We have a summer internship opportunity here at Dupont Industrial Biosciences (IB) in Palo Alto and the proposed project would involve evaluating different methods for identifying co-evolving residues, so that the suitable method or methods could be applied to proteins and protein families of interest to the company. If this approach is successful, it could help guide future protein engineering efforts here at Dupont IB.

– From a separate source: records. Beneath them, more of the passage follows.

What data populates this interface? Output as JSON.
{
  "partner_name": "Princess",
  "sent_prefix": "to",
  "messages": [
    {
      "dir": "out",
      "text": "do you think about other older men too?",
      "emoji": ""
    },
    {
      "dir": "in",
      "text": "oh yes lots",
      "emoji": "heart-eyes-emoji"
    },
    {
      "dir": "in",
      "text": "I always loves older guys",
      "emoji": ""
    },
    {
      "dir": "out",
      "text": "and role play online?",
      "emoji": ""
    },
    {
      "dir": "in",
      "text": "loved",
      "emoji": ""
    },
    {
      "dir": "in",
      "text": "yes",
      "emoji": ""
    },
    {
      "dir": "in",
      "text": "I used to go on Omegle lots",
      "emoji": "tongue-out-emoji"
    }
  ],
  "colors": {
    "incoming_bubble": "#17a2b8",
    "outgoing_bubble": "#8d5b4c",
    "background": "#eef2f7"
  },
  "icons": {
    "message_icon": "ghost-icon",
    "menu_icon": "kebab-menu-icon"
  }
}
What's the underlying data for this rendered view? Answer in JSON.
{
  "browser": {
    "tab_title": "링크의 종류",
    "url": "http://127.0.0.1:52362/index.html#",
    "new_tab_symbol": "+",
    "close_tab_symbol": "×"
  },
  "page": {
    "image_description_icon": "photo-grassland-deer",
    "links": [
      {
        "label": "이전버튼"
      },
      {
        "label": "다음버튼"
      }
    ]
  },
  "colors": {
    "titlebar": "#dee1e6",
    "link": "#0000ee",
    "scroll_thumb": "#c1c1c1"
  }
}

If you happen to know a candidate who would be interested in this internship opportunity, I would welcome your recommendations. I’m in the process of interviewing a few people, but would be glad to talk to additional qualified candidates.

This internship is somewhat unusual because it is not part of a bioinformatics group, so the intern would need to make independent judgments regarding the merits and drawbacks of different approaches and regarding the technical implementation of the project.

My second question is whether there are any terms or conditions associated with using the co-evolution computational tools from your lab? Are the terms different if we were to run these programs on a local computer here within the company (rather than submitting our sequences to the remote server)? I didn’t see any indications to that effect on the coevolution.gersteinlab.org page or in the publication, but it is an important aspect to clarify before using external software within the company, so I hope you can let me know what the rules are or suggest the person I should contact.

A:
I’ll look for an intern. There’s no conditions on the use of this software — it’s open source. Just cite us as described on the permissions page.